I'm becoming who I'm supposed to be but its not what everyone else wants to see I'm being happy and I'm being me but everyone is flying in and making me fall like the 9/11 buildings
Their fires eat away at the insides of my soul Slowly but surely I feel pieces of me falling, all time low As my steel barriers melt and my heart grows cold As my bearings break and my windows close As the pressure builds and my walls fold
I fall into a black pit of emptiness It seems impossible but nevertheless I collapsed in on myself and I'm nothing but a pile of ash
I watch my own downward spiral I'm just glad mine hasn't gone viral its like a mid-life crisis but I'm only 15 As if Alice's rabbit hole is no longer big enough for me
Let me tell you something, drinking with adults is not okay When a 23 year old man says "You can smoke my **** if your friend plays her cards right" it is not okay When your friend plays her cards right, its not ******* okay Nothing is okay...

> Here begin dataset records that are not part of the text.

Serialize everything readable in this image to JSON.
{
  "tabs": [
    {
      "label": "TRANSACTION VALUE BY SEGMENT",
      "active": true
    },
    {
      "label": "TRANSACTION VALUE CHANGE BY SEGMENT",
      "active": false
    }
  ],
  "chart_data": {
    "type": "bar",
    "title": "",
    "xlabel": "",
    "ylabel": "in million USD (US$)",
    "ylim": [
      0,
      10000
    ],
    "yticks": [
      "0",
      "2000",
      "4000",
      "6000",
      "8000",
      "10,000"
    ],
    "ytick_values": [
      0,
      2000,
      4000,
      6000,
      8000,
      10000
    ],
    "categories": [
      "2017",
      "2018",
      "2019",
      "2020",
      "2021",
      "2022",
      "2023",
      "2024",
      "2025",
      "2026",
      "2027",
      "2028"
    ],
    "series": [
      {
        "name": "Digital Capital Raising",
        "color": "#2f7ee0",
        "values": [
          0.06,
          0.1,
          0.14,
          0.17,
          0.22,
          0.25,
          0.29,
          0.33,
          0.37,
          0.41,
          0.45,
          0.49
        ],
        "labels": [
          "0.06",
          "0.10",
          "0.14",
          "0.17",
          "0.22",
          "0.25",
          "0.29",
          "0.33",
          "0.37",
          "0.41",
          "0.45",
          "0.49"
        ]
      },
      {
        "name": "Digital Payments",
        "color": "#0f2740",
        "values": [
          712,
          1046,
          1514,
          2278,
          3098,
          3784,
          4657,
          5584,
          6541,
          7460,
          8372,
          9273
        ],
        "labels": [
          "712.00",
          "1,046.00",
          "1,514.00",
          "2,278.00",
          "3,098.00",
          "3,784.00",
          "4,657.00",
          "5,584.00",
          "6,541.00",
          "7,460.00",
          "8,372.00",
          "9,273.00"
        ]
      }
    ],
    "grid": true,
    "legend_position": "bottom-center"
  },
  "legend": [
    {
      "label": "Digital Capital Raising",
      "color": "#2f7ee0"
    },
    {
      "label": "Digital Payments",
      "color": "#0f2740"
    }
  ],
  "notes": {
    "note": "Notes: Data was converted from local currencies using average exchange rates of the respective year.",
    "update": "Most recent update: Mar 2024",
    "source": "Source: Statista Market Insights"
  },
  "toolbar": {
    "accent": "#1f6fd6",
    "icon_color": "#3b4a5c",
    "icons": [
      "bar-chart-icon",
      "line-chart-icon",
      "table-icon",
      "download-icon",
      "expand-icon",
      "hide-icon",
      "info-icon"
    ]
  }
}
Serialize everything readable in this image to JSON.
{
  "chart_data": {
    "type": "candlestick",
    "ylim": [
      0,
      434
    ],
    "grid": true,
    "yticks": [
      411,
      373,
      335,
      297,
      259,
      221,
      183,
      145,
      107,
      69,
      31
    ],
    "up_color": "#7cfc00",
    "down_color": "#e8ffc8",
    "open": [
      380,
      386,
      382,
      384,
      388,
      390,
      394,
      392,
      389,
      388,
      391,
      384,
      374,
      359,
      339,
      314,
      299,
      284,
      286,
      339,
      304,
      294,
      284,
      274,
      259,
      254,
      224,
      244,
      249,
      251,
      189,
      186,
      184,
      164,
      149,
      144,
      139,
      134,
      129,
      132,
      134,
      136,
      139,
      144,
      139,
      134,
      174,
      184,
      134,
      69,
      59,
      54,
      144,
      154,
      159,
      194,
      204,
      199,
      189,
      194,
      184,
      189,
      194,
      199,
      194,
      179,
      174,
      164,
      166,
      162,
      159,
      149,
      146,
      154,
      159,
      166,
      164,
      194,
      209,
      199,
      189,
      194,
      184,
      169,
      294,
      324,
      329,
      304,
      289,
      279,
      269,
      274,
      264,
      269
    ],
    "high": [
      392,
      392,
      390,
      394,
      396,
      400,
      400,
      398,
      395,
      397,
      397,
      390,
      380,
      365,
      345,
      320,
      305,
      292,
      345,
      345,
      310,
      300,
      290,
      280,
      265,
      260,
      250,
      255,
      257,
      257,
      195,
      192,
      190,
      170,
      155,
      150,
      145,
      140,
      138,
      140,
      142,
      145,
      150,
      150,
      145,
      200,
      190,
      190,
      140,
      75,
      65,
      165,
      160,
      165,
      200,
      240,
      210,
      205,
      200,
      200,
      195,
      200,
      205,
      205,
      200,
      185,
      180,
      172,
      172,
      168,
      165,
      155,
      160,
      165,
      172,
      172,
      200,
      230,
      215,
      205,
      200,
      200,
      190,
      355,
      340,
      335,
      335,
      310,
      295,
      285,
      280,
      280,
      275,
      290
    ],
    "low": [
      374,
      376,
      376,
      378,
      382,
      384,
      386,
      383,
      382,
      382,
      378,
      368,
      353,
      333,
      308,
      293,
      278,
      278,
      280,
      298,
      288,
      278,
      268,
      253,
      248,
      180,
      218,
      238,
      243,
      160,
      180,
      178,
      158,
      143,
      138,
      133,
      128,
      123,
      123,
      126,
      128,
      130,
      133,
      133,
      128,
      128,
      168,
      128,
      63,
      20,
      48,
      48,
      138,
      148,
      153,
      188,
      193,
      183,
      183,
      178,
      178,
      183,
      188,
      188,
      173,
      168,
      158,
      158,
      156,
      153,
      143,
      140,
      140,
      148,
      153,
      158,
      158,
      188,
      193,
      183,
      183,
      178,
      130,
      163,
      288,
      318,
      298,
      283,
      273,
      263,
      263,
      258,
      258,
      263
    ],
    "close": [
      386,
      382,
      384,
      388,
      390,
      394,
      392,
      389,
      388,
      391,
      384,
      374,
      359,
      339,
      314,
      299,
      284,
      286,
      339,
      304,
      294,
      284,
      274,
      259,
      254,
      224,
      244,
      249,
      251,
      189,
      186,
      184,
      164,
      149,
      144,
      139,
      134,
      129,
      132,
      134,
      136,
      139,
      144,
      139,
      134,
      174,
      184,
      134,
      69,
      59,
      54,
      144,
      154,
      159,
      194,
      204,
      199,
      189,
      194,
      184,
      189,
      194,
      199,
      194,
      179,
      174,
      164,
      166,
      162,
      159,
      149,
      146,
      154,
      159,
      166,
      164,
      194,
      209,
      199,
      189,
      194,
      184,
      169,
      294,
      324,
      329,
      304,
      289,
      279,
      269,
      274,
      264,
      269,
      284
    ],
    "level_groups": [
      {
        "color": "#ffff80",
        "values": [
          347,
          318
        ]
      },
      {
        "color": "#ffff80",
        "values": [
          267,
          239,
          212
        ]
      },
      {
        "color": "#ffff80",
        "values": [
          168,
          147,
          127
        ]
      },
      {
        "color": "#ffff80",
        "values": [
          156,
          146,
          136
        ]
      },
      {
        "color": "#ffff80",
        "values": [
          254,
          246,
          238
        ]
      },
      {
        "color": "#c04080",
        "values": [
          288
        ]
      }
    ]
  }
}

But in the society we live in its okay Your life isn't that bad You dont suffer enough, If your normal you get no attention No affection. Praised for being Emotionally and Mentally disabled, we young girls are cutting our wrists for notes on tumblr Thinking a prince will come and make the scars go away
BUT THEY WILL ALWAYS BE THERE. When people ask what they're from, what parts will you share? Life isn't fair So meditate Be careful Stop trying to make sense of it You ******* can't.